近藤日出造(こんどう ひでぞう)1908年~1979年
漫画家。現在の千曲市稲荷山に生まれる。本名は秀蔵。生家は、衣料品・雑貨商を営み、6人兄弟の次男。洋服の空き箱に熱した火鉢をあてて焦がし、絵を描いていたところ、父親から絵を投稿するよう勧められる。『朝日新聞』に入賞し3円をもらう。そこで、上京し、東京美術学校を目指すも、中学校を出ていないため受験資格がないことが判明。後年の負けず嫌いの性格はこの頃から養われた。叔父の親戚に宮尾しげをがおり、「一平塾」に入る。ここで、後の同志となる、横山隆一や杉浦幸雄と出会う。
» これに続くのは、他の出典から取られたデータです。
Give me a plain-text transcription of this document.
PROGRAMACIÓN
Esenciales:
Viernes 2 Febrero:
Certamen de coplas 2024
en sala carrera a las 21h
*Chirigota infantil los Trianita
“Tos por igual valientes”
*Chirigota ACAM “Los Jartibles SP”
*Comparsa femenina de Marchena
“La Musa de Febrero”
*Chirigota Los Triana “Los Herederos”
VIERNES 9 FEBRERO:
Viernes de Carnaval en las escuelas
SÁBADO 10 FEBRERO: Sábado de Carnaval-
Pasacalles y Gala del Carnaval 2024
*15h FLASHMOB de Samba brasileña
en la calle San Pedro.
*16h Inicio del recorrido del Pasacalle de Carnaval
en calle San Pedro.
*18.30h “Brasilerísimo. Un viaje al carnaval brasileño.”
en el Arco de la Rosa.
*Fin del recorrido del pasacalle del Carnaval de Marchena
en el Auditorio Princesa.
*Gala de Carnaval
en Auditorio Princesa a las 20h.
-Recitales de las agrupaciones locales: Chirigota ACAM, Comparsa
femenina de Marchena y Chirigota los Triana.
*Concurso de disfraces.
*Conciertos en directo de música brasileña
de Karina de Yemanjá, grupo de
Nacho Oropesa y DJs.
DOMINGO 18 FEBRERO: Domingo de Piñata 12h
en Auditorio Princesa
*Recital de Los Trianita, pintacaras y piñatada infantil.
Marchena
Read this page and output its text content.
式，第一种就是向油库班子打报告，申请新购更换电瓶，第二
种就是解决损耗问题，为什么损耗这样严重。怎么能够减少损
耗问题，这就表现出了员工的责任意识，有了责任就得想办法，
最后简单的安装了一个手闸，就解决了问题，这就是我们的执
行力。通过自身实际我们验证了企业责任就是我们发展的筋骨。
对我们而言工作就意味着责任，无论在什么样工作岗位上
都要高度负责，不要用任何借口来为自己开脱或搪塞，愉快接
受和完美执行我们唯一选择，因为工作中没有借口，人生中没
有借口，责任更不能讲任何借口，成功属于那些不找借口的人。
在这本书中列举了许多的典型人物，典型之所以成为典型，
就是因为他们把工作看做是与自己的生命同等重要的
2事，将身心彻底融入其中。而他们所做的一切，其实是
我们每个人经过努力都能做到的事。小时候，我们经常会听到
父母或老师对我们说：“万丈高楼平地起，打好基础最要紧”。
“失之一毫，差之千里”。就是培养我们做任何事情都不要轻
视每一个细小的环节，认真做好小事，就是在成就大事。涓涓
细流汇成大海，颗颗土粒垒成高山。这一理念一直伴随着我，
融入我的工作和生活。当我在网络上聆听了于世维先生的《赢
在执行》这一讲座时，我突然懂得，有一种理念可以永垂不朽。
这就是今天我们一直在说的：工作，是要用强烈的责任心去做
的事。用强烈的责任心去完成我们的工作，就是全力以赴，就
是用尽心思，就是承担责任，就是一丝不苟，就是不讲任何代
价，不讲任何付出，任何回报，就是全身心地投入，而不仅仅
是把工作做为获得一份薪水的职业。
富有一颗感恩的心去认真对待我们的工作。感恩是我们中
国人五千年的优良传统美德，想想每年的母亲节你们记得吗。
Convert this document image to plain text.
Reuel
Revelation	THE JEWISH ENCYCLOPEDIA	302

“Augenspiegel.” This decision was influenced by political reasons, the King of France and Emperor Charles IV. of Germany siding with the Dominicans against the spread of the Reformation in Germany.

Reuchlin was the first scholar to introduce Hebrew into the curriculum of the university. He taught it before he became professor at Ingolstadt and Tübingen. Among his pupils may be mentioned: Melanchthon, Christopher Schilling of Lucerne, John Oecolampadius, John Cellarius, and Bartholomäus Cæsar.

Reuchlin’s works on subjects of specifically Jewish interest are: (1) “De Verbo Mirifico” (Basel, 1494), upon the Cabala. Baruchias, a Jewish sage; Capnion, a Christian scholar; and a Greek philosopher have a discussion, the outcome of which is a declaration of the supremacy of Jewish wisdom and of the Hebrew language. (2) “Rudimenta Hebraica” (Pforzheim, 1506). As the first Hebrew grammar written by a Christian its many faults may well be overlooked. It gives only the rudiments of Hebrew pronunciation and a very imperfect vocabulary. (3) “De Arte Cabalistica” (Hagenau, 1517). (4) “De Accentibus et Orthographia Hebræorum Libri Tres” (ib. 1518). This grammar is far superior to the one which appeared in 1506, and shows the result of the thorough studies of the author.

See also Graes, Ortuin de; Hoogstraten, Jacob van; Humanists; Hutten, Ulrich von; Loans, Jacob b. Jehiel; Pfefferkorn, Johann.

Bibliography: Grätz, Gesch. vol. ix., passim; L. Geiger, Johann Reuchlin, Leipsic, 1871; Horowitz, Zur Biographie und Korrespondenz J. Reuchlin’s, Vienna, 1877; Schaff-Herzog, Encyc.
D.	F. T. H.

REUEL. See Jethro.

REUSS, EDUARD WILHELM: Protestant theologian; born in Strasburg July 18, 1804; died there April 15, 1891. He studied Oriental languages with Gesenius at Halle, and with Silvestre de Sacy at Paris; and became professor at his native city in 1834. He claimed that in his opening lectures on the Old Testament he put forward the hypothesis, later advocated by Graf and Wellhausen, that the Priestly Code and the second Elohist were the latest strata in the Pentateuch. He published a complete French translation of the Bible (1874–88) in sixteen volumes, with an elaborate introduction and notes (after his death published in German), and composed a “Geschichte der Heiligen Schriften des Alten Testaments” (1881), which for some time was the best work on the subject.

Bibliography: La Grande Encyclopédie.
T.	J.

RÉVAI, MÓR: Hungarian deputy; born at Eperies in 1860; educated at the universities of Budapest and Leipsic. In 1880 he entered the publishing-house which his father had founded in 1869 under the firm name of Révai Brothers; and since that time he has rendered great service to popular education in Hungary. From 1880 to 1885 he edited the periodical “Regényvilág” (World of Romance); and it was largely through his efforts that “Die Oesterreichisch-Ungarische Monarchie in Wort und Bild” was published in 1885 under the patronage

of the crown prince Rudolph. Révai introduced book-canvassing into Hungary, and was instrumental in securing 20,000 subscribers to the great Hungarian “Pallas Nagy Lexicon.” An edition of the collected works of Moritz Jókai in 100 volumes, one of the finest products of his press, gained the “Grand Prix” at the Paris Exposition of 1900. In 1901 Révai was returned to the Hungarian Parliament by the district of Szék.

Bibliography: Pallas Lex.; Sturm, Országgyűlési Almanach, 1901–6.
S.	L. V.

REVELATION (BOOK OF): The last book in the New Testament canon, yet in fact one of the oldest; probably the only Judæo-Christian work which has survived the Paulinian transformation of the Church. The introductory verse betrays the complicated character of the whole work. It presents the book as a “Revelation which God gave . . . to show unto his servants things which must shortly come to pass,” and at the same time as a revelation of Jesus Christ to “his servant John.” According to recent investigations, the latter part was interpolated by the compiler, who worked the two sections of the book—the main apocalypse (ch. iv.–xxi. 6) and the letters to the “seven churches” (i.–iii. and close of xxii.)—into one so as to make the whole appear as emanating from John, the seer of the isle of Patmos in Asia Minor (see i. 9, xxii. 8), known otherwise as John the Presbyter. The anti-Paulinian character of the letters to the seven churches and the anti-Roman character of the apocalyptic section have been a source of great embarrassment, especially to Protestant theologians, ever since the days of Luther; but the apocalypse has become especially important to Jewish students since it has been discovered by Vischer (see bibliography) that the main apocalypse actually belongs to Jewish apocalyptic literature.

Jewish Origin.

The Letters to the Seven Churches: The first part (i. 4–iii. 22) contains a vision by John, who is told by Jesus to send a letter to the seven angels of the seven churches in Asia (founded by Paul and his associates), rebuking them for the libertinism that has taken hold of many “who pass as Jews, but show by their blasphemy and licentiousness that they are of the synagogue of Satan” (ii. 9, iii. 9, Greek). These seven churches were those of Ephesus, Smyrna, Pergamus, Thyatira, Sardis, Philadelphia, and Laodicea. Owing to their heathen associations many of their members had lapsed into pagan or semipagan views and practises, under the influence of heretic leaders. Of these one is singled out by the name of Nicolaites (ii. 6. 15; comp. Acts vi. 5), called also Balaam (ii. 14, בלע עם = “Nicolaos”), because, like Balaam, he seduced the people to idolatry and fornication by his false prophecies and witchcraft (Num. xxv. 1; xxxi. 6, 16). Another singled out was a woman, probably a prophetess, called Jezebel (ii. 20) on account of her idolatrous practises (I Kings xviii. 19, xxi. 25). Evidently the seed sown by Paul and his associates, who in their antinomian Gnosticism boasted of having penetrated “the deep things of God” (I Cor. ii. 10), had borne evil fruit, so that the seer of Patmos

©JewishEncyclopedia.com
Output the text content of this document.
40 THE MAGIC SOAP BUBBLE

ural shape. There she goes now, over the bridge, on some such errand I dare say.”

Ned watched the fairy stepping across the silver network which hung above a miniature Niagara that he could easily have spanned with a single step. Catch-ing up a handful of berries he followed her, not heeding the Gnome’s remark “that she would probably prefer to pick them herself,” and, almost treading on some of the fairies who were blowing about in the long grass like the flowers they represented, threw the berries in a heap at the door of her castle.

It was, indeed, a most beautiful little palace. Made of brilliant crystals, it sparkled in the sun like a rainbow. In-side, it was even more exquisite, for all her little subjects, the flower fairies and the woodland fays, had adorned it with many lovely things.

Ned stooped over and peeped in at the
あごがでかいことが、トレードマーク。『東京パック』(第四次)でプロデビュー。1932年「新漫畫派集團」の決起人メンバーのひとり。その後、さまざまな団体の創設に関わる。政治風刺漫画の名手。戦後の二科展漫画部創設時には、横山隆一、清水昆と一緒に選出される。戦後は、対談のホストとしてテレビなどでも名が知られる。1964年には、「日本漫画家協会」初代理事長に。1974年には、漫画家として初めて、横山隆一とともに紫綬褒章を受章。1979年、肺炎のため、江古田病院で亡くなる。


横山隆一(よこやま りゅういち)1909年~2001年
漫画家。高知県高知市に生まれ。実家は生糸問屋。相場の変動で横山一家は没落する。背が低いことが、一生のコンプレックスだった。隆一は、東京美術学校(現・東京藝術大学)を目指したが失敗し、川端龍子学校で学ぶ。同郷で高村光雲の弟子である本山白雲から漫画家になるよう勧められ、漫画家の道に。凹天の弟子である黒沢はじめは投書仲間で、一緒に漫画論を戦わせながら、漫画の腕を磨いた。1932年、近藤日出造や杉浦幸雄などとともに「新漫畫派集団」の決起人メンバーのひとりとなる。あだ名は、きたない話ばかりするので「ウン隆」。同期の漫画家からも一目置かれた、戦前から戦後にかけて、ナンセンス漫画のトップランナー。妹の英子が、近藤日出造の最初の妻。その縁もあり、疎開先は長野県更埴市(現。篠ノ井市)。1936年から『東京朝日新聞』で連載し始めた『江戸っ子鍵ちゃん』の脇役だった「フクちゃん」が人気が出て、「フクちゃん」が主役に。近藤日出造、杉浦幸雄とともに、さまざまな団体や雑誌の創刊に関わる。弟の横山泰三も漫画家として知られる。受賞多数。また、アニメーションの分野でも、1955年に『おんぶおばけ』を制作するなど、さまざまな功績がある。その試写会には、大仏次郎、小林秀雄、三島由紀夫、高峰秀子が訪れるなど、交流関係の広さでも知られた。珍品のコレクターとしても有名。1974年には、漫画家として初めて、近藤日出造とともに紫綬褒章を受章。アニメーションの分野では、ブルーリボン賞や毎日映画コンクール将を受賞。脳梗塞のため鎌倉市で亡くなる。遺品の数々、そして交流範囲の広さは、現在、横山隆一まんが記念館で見ることができる。